1. I love weddings.
2. I’ve had a fair amount of sparkling rose cava on an empty stomach. Well, not completely empty, I ate 5 pieces of some kind of sausage off an appetizer platter. That makes a dinner, right? I’m just saying – you’ve been warned.
This has been a completely bizarre week. I believe my last post was my grad school wrap up. It was such a great weekend. I felt confident and happy and like all my life choices were agreeing with me. Then I came back to St. Louis and the sky fell down on me this week. It started with Gentleman Friend and I getting into what I thought would be a discussion and turned into a 3 day fight including some really yucky discoveries and feelings. With that came devastating feelings of insecurity and betrayal. Yikes. Two polar opposite feelings and experiences so close to each other have just wrecked me this week. I’m even taking a vacation day tomorrow to have a minute to really process what happened this week and really understand how I feel about it.
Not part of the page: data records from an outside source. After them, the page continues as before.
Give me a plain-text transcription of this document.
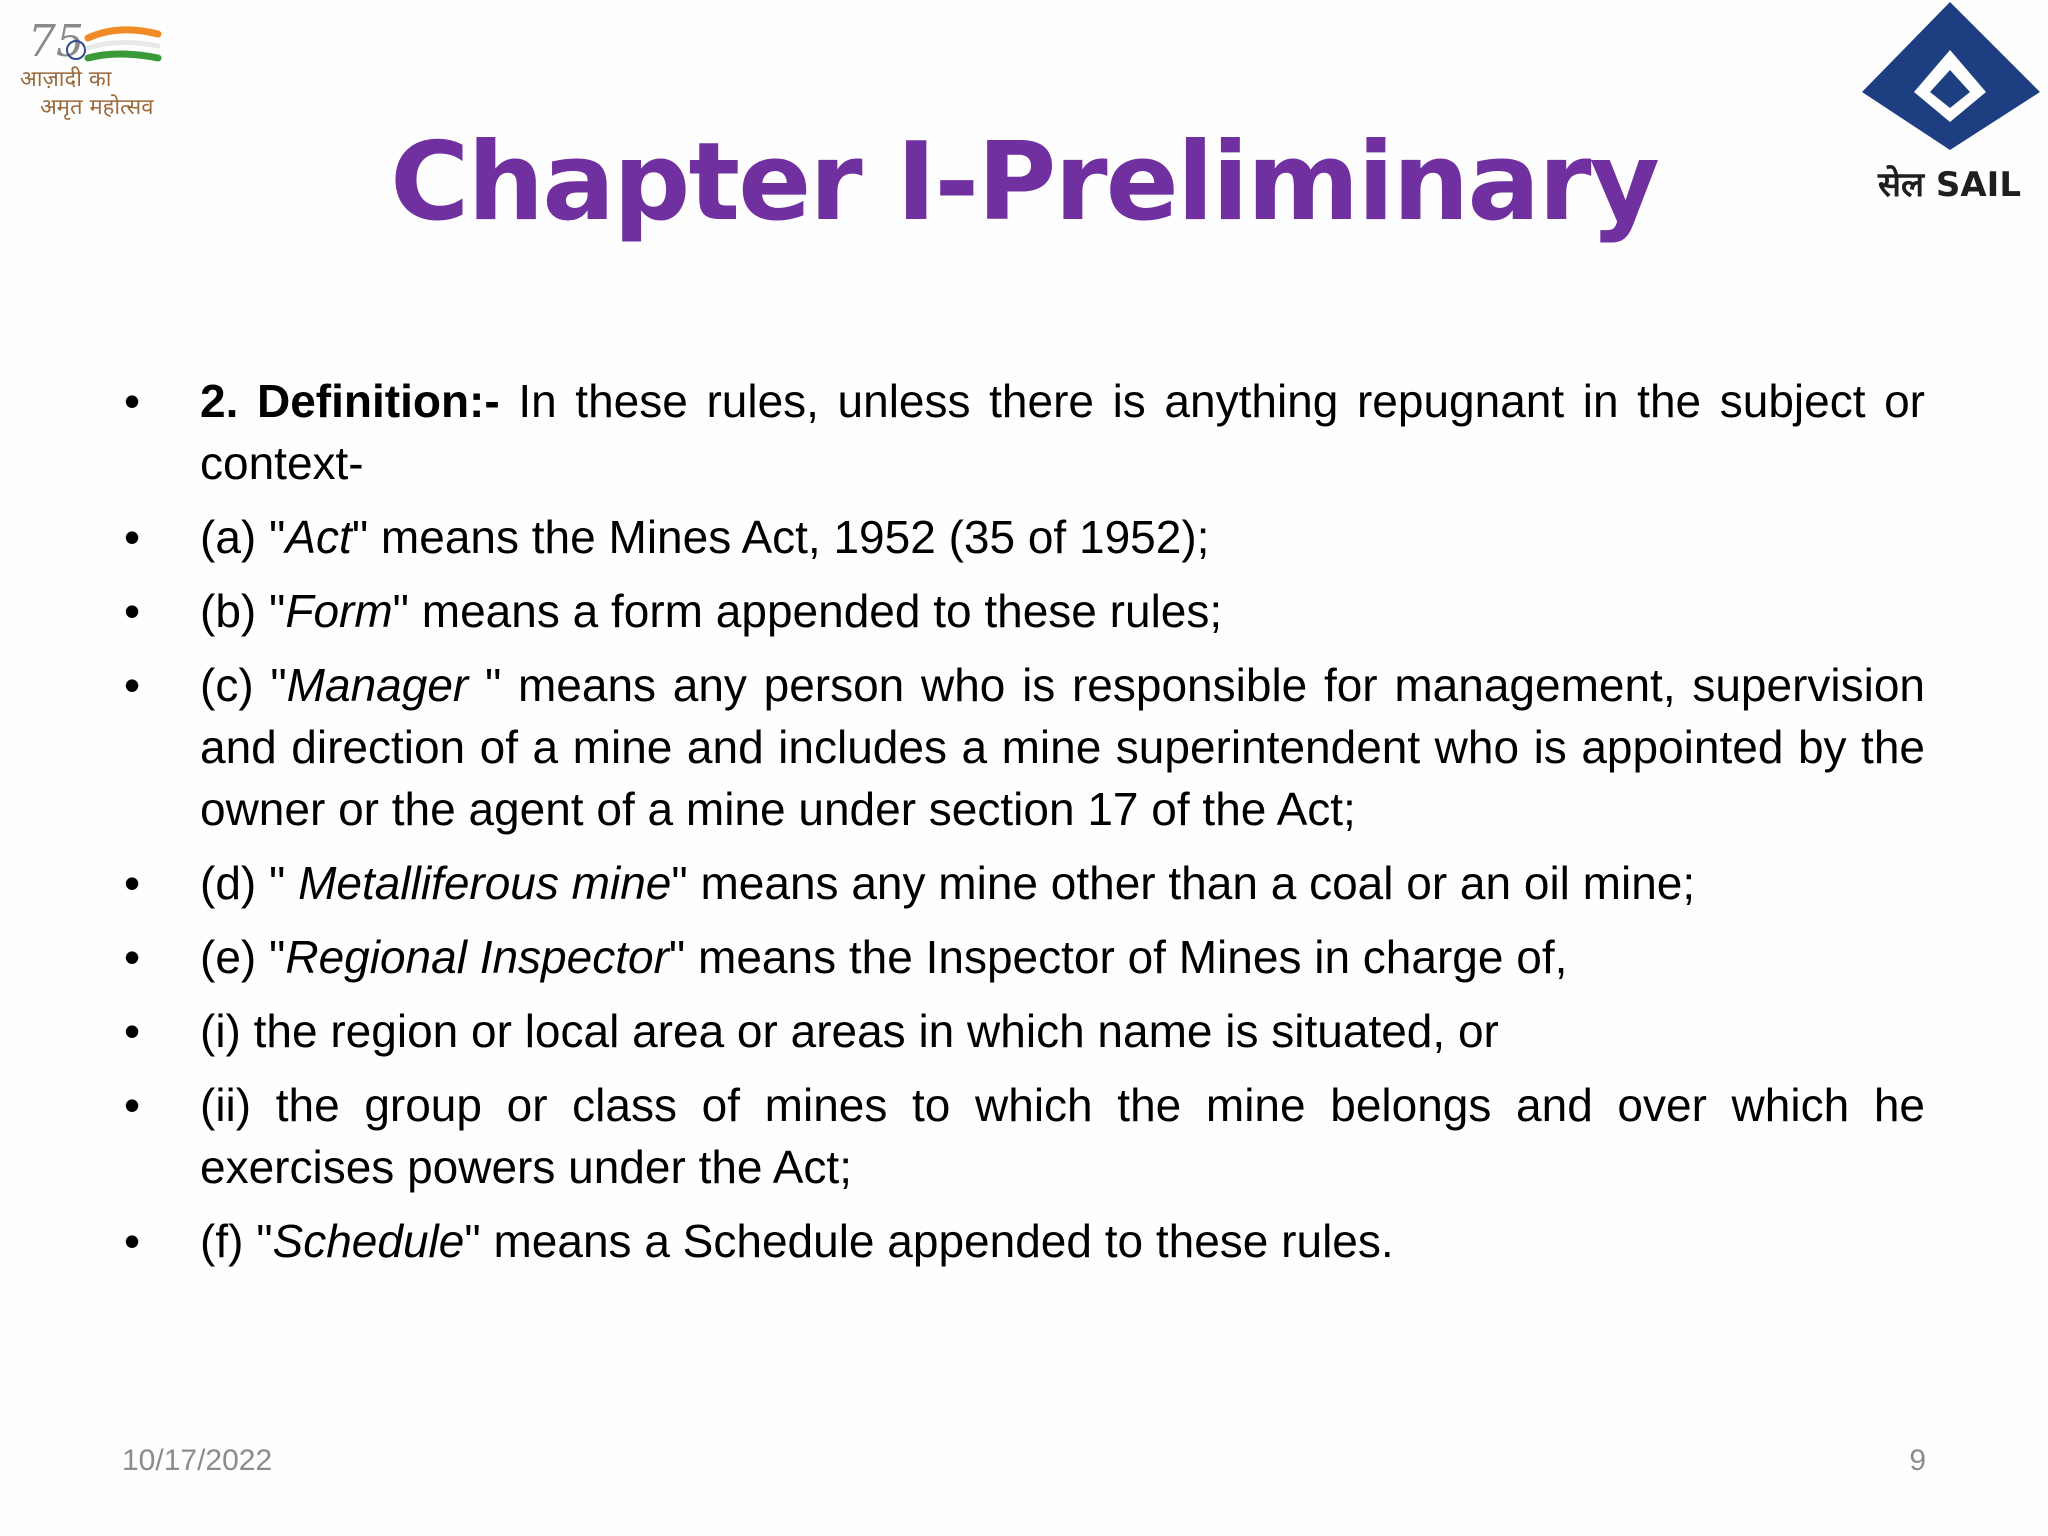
75
आज़ादी का
अमृत महोत्सव
सेल SAIL
Chapter I-Preliminary
•	2. Definition:- In these rules, unless there is anything repugnant in the subject or context-
•	(a) "Act" means the Mines Act, 1952 (35 of 1952);
•	(b) "Form" means a form appended to these rules;
•	(c) "Manager " means any person who is responsible for management, supervision and direction of a mine and includes a mine superintendent who is appointed by the owner or the agent of a mine under section 17 of the Act;
•	(d) " Metalliferous mine" means any mine other than a coal or an oil mine;
•	(e) "Regional Inspector" means the Inspector of Mines in charge of,
•	(i) the region or local area or areas in which name is situated, or
•	(ii) the group or class of mines to which the mine belongs and over which he exercises powers under the Act;
•	(f) "Schedule" means a Schedule appended to these rules.
10/17/2022	9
But this post is not about fights with boyfriends and yucky feelings. But it’s important to know that happened the same week as the wedding I went to tonight. Yes, a Thursday evening wedding. Who gets married on a Thursday? A rock ‘n’ roll couple who are doing the wedding on a budget. I worked with the bride at Kakao Chocolate last fall when I was unemployed. She mentioned she wanted a bartender, but renting actual bartenders was expensive. I told her I can pour wine and beer with the best of them, and I’m really friendly, and I was hired. So, I didn’t so much attend a wedding as I did work this wedding, but whatever.
I was married for a bit. My wedding was big. Well, I supposed compared to some it was. Not to others. Since I’m just a little tipsy, I’ll be super transparent. My wedding had 175 guests and cost about $35,000. I think that included the honeymoon. I told Ex Husband we had two choices – do it big or elope. I was leaning towards eloping. He said his family only saw each other at weddings and he had friends across the country – a big wedding made everyone come together. Big wedding done right it was. I cared about the photographer and my dress. He cared about call brand liquors at the bar and, as it turns out, he had strong feelings about cake design. It was a lovely wedding and I think the people enjoyed it. Also, I looked the best I ever have. Isn’t that always the way with brides?
Here’s some pictures of my wedding:

I got my own cake. It was Ex Husbands way of making up for the fact that he won the big cake argument.

This was Ex Husband’s choice for cake design. And I’m pretty sure all 172 guests came up to me at some point and told me they loved it.
Moving on.
Tonight I worked this small backyard wedding. I think there were about 35 people in attendance. They live in an apartment building that has a small-ish backyard with one giant tree in the center. They rented cocktail tables and a bar and served appetizer platters from Whole Foods, a wedding cake and chocolates from Kakao. I served up wine, champagne, beer and bottled water. (And gin and diet Pepsi’s to the mother of the groom. Who wore cargo shorts and a t-shirt. Mother of bride wore very traditional cream suit. Mother of groom, cargo shorts and t-shirt. And it was okay.)
The bride and her sisters hung twinkle-y lights and paper lanterns they made out of white paper lunch bags in the trees. Another friend of hers and I clothed the tables this evening and set up the food and bar. They had a playlist from iTunes piped into the backyard. And it was lovely. It was sweet and heartfelt and simple.
Now, I’m not comparing. My wedding was lovely. I’m bummed that such a big production didn’t lead to a lifetime of wedded bliss, but that’s the past. This wedding, though, was intimate and full of love and so simple. It was the beginning of a marriage and not just a wedding.
The owner of the chocolate company the bride and I work at was there with his wife. They are both wonderful people and they told me they were celebrating their 23rd wedding anniversary next week. A wistful feeling came over me. I want to be married for 23 years. I want a partner. They arrived at the backyard first and the they were telling me about this time they had gone to a wedding and ended up taking over the coordinating efforts because it was falling apart. They were relating these great stories and finishing each other’s sentences and reminding each other of what happened next…and I want that.
I want romance and fun and intimacy and love and a spirit of togetherness. Which leads me back to the week I had with Gentleman Friend. I am at a crossroads.
I am also at the end of this post. I am tired and light headed. No good can come from blogging any more this evening. I leave you only with this advice. Don’t spend the money on the big wedding. Go on vacation instead. Or buy a house. Or redecorate a room. Or save cats from a shelter.